La pesca con il parancale

La pesca con il parancale, sia quello per i gronchi che quello per i dentici.

Passo l’intera giornata a ripassare i parancali, ripulì gli ami, vi aggiunse quelli mancanti, sostituì qualche palamare più vecchio, riordinò i piombi e i galleggianti i quello dei dentici, comprò una mezza cassetta di sarde per i granchi e lessò o meglio scottò nell'acqua salata alcuni polipi che usò per innescare la lenza dei dentici. Alle cinque e trenta innescò i parancali, con Benito portarono tutto nella barca e partirono alla volta di Punta Longa.

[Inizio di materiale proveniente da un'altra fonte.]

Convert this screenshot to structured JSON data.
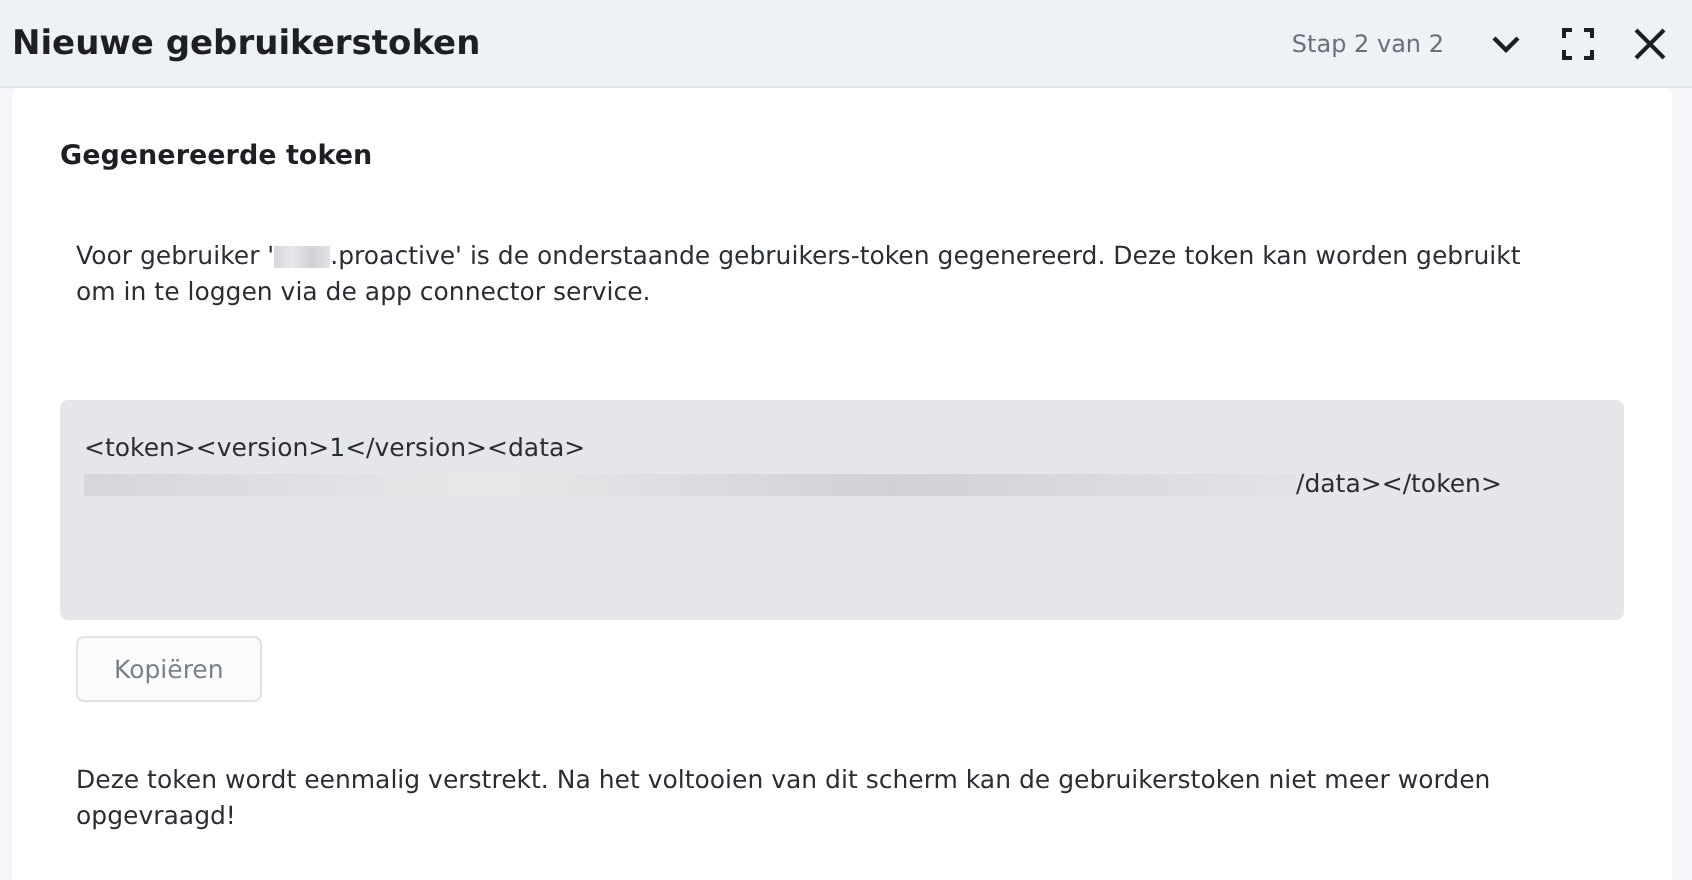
{
  "header": {
    "title": "Nieuwe gebruikerstoken",
    "step": "Stap 2 van 2"
  },
  "section": {
    "title": "Gegenereerde token",
    "intro_before": "Voor gebruiker '",
    "intro_after": ".proactive' is de onderstaande gebruikers-token gegenereerd. Deze token kan worden gebruikt om in te loggen via de app connector service.",
    "token_start": "<token><version>1</version><data>",
    "token_end": "/data></token>",
    "copy_button": "Kopiëren",
    "note": "Deze token wordt eenmalig verstrekt. Na het voltooien van dit scherm kan de gebruikerstoken niet meer worden opgevraagd!"
  }
}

Durante il percorso vide da qualche segnale delle reti che la corrente andava a scirocco. Avevano non più di un'ora prima che facesse notte. Vogarono in due senza sosta. La serata era buona, arrivano sul posto quando si intravedeva ancora la sagoma delle colline, e di conseguenza poté posizionarsi dal Tà rtanone verso maestro senza difficoltà. Pose il segnale e cominciò a scendere gli ami. Ogni volta che il corriere scorrendo gli portava tra le mani il palamaro con l'amo e l'esca, con un movimento sistematico lo lanciava di fianco solo quel tanto necessario a che non si accavallasse con il corriere stesso. Il parancale dei gronchi si adagiava sul fondo costituito da scogli anche di grandi dimensioni e possibilmente non doveva intricarsi con essi; per questa funzione la canapa trecciata di cui era costituito il corriere era fondamentale: la canapa, quando sentiva l'acqua, si induriva e si opponeva allo scorrimento che indubbiamente il gronco avrebbe causato tirandosi l'esca sotto la tana. Aveva quasi finito di calare ed era convinto che la pesca sarebbe stata buona perché più volte aveva sentito intognare (tirare) ovvero i gronchi già stavano mangiando. Si senti nettamente un botto. Qualcuno verso il Riccio aveva sparato. Benito, che intanto aveva preparato la gabbietta dei segnali con il lume acceso, lo rassicurò: "Qui Vittorio la Guardia non ci arriva!" E Domenico: “ Quelli sono i Tipa Tipa, loro hanno la campagna lì dietro.”
Finirono di scendere gli altri ami, quasi duecento, una unica tesa con tre segnali intermedi che sarebbero serviti solo nel caso di difficoltà. Si lasciarono di poppa il segnale con la lanterna e Domenico ordinò di dirigere per tramontana.

La collina e la costa non si vedevano più, le uniche case visibili erano i nuclei abitati, qualche casa sparsa, le lucette del porto ed il faro. Con questi punti bisognava fare le dritte per scendere gli ami nella zona di pesca.

Allineò il faro col nucleo abitativo di San Vito, che si vedeva in lontananza, e proseguirono fin quando Torre Mucchia si allineò con un altro punto cospicuo a terra. Fece cenno a Benito e cominciò a scendere gli ami, questa volta a favore di corrente, considerando che intanto la bava di terra si era fatta consistente e che quindi avrebbe causato uno scarroccio di cui tenere conto.
Il parancale dei dentici era ben più grande ed aveva quasi trecento ami. Il corriere ogni quindici ami si agganciava a un sostegno composto da un galleggiante e da una pietra; la pietra e il galleggiante erano collegati fra loro da un cordino di quindici metri che portava un innesto di due metri sotto il galleggiante. All’innesto veniva agganciato il corriere con il risultato di disporre gli ami a festone a mezz'acqua, considerando che si pescava ad una profondità da otto a dieci metri. Domenico, nello scendere gli ami, aveva nella mente ciò che aveva sentito spesso raccontare: di quando suo nonno con una barca a remi armata con sei persone andava a scendere gli ami al Pelago che si trova a circa trenta miglia al largo. Partivano la mattina con tre pariglie di remi e uno straccio di vela e vogavano tutto il giorno per poter pescare tutta la notte, salpare all'alba, rimettere a posto le pescate favolose e tornare per il pomeriggio del giorno dopo. Intanto la calata andava avanti con tranquillità.

Racconto tratto dal libro La mortella e la mentuccia. Storie di pesca e pescatori, di Carlo Boromeo (Edizioni Menabò, Ortona ISBN 978-88-95535-34-0).